I Should Have Researched Teacher Professional Development Sooner
May 24, 2011
Everyone knows that books you have to read in school are the ones you never end up enjoying. I teach English and I thought that was true. Had I looked into teacher professional development sooner I would not be kicking myself for accepting that misconception for so long. It’s not surprising anyone teaching a literature course assumes no one will read the assigned material when all you’re given to teach with is a standardized lesson plan with the dullest and driest prompts imaginable.
Let’s not even talk about Shakespeare. Yes, he’s great and literature probably would be inconceivably altered had he not so eloquently showcased the now basic tenets of character, plot and all that symbolism.
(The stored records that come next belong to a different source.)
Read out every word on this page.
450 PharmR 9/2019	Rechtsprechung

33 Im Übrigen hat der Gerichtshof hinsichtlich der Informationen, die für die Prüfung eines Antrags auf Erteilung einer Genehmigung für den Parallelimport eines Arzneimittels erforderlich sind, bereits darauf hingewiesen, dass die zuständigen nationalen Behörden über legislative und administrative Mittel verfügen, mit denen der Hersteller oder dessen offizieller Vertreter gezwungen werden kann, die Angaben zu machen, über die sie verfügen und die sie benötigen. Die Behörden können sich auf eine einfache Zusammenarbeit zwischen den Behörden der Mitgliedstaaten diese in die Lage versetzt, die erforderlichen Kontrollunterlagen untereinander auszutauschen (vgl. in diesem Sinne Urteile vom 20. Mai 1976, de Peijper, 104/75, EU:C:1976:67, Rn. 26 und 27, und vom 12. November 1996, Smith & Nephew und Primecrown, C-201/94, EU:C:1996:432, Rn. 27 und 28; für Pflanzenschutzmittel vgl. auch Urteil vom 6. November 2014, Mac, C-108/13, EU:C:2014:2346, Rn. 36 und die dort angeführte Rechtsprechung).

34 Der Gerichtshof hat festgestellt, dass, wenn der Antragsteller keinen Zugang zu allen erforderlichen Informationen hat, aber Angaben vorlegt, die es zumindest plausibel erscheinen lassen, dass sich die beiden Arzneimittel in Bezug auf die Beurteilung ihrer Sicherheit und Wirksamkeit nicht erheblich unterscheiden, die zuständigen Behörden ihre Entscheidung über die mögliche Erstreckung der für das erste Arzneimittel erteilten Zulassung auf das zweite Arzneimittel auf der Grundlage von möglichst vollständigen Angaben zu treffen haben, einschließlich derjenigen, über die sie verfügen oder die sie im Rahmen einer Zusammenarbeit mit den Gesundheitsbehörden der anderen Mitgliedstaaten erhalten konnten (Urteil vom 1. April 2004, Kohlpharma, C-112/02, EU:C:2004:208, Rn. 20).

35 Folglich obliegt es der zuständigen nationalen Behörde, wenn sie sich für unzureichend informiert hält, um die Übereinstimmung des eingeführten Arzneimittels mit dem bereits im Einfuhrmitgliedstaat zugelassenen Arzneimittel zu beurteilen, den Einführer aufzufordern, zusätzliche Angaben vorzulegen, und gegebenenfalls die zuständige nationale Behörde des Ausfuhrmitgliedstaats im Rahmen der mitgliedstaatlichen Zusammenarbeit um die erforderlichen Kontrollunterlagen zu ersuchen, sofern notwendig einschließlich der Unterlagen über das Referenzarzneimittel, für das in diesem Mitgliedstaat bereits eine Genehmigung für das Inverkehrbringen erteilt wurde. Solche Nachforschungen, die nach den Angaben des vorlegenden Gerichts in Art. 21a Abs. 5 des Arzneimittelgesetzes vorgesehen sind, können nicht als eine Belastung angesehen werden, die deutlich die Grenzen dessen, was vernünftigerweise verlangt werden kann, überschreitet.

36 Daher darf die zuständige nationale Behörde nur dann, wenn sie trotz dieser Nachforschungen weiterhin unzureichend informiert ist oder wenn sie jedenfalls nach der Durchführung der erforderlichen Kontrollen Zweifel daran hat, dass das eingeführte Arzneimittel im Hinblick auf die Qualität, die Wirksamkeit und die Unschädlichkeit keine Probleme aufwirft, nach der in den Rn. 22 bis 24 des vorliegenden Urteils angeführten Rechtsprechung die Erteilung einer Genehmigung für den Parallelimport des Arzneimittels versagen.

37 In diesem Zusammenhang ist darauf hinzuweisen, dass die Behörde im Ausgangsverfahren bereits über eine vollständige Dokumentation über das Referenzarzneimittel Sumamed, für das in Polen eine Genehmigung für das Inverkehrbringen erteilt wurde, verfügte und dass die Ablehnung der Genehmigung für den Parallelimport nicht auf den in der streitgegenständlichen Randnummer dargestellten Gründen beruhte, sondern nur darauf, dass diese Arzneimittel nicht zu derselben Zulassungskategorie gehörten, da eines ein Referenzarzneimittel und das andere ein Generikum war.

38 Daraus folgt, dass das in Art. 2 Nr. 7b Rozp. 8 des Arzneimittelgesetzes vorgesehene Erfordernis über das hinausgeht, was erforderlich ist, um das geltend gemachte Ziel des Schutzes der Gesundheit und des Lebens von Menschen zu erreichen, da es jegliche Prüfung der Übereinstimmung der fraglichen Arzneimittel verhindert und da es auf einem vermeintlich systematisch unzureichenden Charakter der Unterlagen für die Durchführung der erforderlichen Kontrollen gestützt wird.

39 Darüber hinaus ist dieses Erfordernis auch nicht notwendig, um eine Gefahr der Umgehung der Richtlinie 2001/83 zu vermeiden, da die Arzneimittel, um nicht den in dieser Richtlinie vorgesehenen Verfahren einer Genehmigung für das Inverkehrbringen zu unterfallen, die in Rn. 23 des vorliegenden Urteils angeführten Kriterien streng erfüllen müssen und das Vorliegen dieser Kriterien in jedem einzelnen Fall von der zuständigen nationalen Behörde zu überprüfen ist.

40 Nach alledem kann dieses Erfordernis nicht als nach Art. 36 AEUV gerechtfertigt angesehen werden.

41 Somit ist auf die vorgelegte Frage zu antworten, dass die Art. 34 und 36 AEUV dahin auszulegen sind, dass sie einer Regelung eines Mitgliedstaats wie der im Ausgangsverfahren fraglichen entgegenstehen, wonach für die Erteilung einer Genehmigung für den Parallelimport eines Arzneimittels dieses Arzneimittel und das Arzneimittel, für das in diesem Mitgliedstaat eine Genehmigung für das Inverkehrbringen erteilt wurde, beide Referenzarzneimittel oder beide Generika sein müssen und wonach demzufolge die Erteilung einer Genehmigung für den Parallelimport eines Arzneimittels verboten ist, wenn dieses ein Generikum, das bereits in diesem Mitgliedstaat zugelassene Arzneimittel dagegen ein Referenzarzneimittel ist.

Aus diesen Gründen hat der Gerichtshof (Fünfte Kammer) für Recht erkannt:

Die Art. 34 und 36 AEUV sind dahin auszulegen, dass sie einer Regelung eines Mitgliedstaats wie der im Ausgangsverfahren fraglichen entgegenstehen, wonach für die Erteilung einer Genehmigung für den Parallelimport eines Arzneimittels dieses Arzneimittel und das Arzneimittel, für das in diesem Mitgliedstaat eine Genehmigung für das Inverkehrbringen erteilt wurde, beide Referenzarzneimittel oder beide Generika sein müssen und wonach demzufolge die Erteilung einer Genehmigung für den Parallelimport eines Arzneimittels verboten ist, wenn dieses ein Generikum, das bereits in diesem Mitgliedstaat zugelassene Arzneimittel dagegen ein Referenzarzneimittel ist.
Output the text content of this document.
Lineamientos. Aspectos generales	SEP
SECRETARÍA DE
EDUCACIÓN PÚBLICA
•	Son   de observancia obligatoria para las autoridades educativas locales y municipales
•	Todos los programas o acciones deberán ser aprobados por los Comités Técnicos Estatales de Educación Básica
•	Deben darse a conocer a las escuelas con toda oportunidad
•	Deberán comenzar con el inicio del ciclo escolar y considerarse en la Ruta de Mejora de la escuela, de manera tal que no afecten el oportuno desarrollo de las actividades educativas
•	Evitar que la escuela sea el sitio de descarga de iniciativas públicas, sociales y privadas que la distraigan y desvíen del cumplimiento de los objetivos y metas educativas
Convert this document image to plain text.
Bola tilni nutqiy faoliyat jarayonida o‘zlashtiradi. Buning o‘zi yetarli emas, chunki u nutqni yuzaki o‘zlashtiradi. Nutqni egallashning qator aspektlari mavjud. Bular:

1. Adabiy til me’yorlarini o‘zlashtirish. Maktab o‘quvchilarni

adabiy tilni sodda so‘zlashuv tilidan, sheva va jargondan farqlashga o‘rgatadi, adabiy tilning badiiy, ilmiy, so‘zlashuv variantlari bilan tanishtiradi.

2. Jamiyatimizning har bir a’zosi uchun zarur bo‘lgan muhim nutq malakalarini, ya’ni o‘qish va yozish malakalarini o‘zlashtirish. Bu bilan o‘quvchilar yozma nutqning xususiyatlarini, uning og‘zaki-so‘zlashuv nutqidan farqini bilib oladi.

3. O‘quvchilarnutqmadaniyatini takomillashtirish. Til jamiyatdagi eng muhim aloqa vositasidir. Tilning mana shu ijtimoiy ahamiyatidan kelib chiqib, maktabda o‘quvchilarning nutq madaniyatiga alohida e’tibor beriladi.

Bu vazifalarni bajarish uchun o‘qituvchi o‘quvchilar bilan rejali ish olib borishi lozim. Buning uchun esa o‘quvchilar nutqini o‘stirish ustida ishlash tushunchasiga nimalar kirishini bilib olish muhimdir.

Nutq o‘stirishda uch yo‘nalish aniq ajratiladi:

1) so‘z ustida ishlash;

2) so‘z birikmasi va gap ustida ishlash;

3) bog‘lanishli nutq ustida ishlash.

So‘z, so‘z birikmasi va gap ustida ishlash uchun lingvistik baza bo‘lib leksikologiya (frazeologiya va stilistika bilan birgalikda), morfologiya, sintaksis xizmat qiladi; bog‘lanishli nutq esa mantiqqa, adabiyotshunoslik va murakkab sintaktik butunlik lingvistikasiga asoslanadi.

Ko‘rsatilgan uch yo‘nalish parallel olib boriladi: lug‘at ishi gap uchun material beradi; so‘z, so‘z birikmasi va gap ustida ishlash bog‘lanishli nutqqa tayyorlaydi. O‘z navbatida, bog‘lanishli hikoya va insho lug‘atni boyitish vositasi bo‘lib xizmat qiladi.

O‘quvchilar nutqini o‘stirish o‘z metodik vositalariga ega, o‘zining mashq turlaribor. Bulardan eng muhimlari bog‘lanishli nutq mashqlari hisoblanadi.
But there’s no way you’re going to capture the attention of teenagers with a story written in a diction so archaic it borders on Middle English. It’s just not going to happen. What can happen, though, is you pick more contemporary novels or plays and you can relate it back to authors like Shakespeare or the other dreaded poet, Homer.
After I got completely tired of the same routine every semester, I decide I was going to find a better way. It was alarming how many helpful things I found just after some cursory searching. Theories about the nature of the novel that at once seemed to me so dry were now attainable concepts that I could relate back to my students in better ways than just giving a quiz about which characters did what.